Die Vielstimmigkeit der Partei wird von vielen Genossinnen und Genossen derzeit als wesentlichstes Problem gesehen. Wie willst du Die Partei führen, um dieses Problem zu überwinden?
Die Vielstimmigkeit in zentralen Themen macht uns jede schlagkräftige Öffentlichkeitsarbeit kaputt. Wenn die Energie- und Lebensmittelpreise steigen, müssen wir als Partei mit einer Stimme sprechen. Das lässt sich mit viel Kommunikation und Organisation erreichen. Davon bin ich fest überzeugt und das ist unsere Aufgabe. Wir haben in den letzten Jahren zu selten tragfähige Kompromisse gesucht und gefunden.
Wir wissen alle, DIE LINKE ist derzeit in einer schwierigen Situation. Was muss deiner Ansicht nach geschehen, damit unsere Partei wieder eine Rolle in den gesellschaftlichen Debatten spielt?

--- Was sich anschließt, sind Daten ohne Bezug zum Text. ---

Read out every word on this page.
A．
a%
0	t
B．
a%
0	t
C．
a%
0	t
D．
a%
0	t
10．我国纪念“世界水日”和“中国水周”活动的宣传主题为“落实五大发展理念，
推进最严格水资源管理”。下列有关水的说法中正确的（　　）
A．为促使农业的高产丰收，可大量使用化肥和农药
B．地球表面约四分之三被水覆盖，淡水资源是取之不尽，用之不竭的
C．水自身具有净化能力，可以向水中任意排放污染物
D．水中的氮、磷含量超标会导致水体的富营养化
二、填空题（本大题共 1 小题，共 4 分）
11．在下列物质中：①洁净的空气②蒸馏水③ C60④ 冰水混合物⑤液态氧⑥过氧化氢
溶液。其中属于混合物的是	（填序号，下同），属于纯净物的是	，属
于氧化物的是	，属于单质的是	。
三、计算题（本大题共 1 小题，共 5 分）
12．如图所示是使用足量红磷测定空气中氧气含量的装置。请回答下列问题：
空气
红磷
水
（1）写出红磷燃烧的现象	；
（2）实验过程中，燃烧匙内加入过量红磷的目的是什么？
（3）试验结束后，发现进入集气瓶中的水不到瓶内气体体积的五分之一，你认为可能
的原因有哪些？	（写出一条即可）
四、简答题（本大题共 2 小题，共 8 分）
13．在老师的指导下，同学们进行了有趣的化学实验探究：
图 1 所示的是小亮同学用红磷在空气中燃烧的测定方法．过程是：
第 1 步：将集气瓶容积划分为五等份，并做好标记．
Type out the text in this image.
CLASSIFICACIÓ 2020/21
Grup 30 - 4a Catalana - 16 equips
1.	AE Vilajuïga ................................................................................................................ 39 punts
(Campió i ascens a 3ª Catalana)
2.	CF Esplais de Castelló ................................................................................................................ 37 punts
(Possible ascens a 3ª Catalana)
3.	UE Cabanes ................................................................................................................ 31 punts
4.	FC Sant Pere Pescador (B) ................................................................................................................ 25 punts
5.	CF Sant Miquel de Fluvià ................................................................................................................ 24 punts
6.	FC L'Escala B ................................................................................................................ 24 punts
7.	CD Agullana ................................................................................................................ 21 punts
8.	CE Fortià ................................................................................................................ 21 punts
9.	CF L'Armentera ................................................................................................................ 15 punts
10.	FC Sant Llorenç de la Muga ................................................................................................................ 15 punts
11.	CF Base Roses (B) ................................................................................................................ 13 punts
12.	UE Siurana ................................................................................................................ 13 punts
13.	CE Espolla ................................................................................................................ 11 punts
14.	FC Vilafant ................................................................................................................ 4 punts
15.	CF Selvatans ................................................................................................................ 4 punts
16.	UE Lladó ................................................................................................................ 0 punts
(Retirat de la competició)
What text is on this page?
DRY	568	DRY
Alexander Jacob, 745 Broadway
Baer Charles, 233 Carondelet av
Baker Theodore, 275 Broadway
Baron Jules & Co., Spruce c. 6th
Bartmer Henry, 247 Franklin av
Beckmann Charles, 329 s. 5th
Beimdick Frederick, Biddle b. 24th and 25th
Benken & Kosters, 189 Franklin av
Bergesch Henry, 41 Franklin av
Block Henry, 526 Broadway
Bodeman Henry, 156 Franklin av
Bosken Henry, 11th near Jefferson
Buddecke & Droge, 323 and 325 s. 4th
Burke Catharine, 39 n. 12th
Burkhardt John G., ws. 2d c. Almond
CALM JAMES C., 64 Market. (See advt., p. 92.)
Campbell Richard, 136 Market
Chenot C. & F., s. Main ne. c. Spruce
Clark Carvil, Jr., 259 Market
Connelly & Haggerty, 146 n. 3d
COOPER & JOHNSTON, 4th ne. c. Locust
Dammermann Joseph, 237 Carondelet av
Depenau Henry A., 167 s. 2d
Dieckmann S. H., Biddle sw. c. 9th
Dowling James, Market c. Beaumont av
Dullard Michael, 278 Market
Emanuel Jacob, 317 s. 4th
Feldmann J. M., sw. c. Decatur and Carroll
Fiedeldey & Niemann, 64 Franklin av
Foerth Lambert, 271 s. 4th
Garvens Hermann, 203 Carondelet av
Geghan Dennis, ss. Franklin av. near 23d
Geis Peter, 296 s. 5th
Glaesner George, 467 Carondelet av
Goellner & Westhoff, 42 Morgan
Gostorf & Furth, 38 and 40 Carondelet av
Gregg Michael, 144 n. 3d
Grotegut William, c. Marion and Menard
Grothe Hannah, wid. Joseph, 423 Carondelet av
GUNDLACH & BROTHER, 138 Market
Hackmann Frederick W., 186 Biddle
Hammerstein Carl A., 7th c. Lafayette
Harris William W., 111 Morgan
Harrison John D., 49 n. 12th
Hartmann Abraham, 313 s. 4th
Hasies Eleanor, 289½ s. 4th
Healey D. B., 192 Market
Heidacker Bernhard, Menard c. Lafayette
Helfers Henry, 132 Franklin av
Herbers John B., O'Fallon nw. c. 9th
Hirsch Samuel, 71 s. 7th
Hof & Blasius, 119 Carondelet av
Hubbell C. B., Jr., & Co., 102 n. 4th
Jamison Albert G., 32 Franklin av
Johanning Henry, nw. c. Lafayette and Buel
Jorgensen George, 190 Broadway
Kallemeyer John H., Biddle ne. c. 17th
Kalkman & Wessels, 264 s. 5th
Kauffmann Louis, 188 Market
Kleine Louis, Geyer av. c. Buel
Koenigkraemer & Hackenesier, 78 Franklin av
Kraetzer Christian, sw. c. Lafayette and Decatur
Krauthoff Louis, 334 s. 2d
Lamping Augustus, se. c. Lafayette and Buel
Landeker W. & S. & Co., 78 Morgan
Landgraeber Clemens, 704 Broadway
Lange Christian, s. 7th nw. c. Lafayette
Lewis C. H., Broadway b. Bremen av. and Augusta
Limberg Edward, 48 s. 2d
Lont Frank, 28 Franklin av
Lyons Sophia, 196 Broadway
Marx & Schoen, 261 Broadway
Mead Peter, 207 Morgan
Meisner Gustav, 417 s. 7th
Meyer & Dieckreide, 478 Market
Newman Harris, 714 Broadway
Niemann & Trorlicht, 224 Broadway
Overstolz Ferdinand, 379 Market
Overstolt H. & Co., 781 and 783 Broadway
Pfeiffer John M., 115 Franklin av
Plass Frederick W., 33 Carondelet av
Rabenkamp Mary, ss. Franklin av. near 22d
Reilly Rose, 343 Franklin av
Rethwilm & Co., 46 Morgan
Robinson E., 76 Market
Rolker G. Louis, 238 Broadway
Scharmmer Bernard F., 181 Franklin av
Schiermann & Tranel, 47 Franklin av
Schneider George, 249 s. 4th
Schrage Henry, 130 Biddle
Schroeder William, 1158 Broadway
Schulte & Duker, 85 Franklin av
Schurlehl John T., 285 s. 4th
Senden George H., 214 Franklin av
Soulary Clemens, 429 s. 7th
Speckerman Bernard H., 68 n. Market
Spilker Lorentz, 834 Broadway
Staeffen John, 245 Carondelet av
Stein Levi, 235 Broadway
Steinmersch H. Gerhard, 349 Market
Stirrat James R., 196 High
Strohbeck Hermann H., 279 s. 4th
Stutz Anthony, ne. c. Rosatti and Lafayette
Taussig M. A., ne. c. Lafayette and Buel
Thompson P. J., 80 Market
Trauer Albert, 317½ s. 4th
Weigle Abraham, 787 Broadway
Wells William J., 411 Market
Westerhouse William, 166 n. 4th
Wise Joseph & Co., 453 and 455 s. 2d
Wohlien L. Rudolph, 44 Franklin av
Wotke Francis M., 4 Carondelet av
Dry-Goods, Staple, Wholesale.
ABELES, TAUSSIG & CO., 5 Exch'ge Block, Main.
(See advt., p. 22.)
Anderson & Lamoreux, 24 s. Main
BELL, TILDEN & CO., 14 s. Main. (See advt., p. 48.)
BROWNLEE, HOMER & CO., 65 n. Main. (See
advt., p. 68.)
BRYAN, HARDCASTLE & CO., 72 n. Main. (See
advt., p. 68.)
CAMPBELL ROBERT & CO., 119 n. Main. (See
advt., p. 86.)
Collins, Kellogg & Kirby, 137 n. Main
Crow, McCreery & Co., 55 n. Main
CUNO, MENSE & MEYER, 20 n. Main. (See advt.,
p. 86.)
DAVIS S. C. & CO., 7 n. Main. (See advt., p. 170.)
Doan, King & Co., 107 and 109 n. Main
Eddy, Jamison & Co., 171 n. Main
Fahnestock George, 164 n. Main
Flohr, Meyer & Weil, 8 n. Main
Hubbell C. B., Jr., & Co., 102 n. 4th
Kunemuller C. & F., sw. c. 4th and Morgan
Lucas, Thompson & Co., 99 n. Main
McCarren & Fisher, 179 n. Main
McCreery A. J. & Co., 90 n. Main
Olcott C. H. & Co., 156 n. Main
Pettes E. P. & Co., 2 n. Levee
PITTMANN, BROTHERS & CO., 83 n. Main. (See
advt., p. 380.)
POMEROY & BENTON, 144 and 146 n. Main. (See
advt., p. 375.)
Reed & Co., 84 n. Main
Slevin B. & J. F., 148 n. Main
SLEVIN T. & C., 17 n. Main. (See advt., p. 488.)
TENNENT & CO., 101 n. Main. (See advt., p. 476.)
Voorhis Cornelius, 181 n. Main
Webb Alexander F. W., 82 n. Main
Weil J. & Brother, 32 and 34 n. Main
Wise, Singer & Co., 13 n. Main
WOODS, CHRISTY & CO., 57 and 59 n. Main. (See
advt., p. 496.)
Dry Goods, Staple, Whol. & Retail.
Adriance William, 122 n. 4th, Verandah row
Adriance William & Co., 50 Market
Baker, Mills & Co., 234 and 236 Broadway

Die Reallöhne sinken seit drei Jahren, die Mieten steigen. Die Fragen der sozialen Gerechtigkeit sind so stark zurück wie seit 2009 nicht mehr. Das ist für eine linke Partei wie ein Elfmeter. Es ist unsere Aufgabe, diesen zu verwandeln und die Ampel in diesen Fragen vor uns herzutreiben. Es kann doch nicht sein, dass die Inflation steigt, die Mineralölkonzerne einen Reibach machen und alle Beschäftigten den Gürtel enger schnallen sollen.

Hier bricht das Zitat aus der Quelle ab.